At 9:30 AM, we decided to stop the Web and API servers to limit the pressure on the Elasticsearch cluster. This ensured current requests would not be lost and faster recovery of the Elasticsearch cluster.

At 9:55 AM, we completed the recovery of two Elasticsearch nodes and confirmed the cluster and all nodes were in good shape.

At 10:00 AM, we restarted the first few Web and API servers. Once it was confirmed that everything was working as expected, the rest were enabled.

At 10:15 AM, we confirmed all Web and API servers were back online and the Elasticsearch cluster was performing as expected.

Root cause

On the 16th of December at 18:00 PM, we completed the regular export of event analytics data to another database without any impact on the cluster’s performance but created more pressure on the Elasticsearch cluster nodes’ memory.

While recovering the affected Elasticsearch cluster nodes we noticed a Java garbage collection process starting to take an unusually long time beginning at 7:00 PM on the 16th of December causing the cluster to flap between healthy and unhealthy states at 11PM.

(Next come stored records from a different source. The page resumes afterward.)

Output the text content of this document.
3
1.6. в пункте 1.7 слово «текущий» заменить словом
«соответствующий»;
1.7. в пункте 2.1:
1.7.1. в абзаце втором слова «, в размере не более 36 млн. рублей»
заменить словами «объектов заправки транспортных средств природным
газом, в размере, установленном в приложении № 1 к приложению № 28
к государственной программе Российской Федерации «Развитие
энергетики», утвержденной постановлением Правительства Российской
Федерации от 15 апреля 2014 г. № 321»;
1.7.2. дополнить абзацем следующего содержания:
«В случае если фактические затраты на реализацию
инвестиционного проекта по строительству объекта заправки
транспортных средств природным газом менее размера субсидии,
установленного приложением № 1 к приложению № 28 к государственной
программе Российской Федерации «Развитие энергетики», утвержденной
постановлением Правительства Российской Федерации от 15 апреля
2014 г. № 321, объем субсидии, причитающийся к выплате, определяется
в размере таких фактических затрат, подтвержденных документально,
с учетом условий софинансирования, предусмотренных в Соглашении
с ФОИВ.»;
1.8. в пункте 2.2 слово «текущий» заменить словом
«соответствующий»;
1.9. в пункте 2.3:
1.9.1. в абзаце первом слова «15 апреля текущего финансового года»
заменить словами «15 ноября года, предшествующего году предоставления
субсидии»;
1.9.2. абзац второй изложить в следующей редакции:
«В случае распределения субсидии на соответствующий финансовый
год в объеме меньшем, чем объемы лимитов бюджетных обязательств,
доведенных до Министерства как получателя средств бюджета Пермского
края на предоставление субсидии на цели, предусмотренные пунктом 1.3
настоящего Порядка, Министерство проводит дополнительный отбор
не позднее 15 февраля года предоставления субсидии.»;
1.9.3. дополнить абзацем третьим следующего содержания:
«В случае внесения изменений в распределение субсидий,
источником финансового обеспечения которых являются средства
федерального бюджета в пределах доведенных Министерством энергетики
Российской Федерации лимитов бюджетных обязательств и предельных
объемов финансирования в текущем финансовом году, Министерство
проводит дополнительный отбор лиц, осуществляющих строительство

The cluster was still performing well and no performance nor availability degradation was recorded until 7:45 AM of the 17th of December; two nodes from the cluster reported Java garbage collection taking minutes and servers experiencing out-of-memory errors leading to nodes being dropped from the cluster while the cluster itself still indicated a healthy state with all nodes healthy and up. This blocked some operations on some of the Elasticsearch clusters and started to degrade performance and availability of the Web and API servers.

Actions to Prevent Recurrence

As a reaction to the problems:

  • We will refine monitoring of our Elasticsearch cluster to be able to detect smaller node performance problems.
  • Based on data from Java garbage collection on Elasticsearch, we will update the settings to prevent nodes from flapping and long garbage collection times.
  • We postponed regular event analytics data export until these changes are implemented and delivered.
  • We will expand cluster computing power so recovery time will be shorter in case of a recurrence.
  • We will update the regular event analytics data export to run from an Elasticsearch snapshot to ensure no additional pressure is created on the cluster.
  • We will loosen a dependency of the Web application and the API on Elasticsearch which should help us recover faster if the cluster becomes unresponsive.
  • We will implement new configuration options making it easier for us to disable specific features helping us to isolate problems and avoid outages of the entire application.

Conclusion

Finally, we want to apologize. We know how critical our services are to your business. Memsource as a whole will do everything to learn from this incident and use it to drive improvements across our services. As with any significant operational issue, Memsource engineers will be working tirelessly over the next coming days and weeks on improving their understanding of the incident and determine how to make changes that improve our services and processes.

Posted Dec 18, 2019 - 15:04 CET

Resolved
This incident has been resolved.
Posted Dec 17, 2019 - 10:38 CET
Monitoring
The problem has been fixed and we are monitoring the results.
Posted Dec 17, 2019 - 10:22 CET
Identified
Memsource engineers are currently working on fixing the ongoing issue which affects all Memsource components.
Posted Dec 17, 2019 - 10:04 CET
Update
Memsource engineers are continuing to investigate this issue.
Posted Dec 17, 2019 - 09:34 CET
Investigating
We are currently investigating this issue related to the unavailability of all Memsource components.
Posted Dec 17, 2019 - 08:59 CET
This incident affected: SLA (API, Editor for Web, Project Management).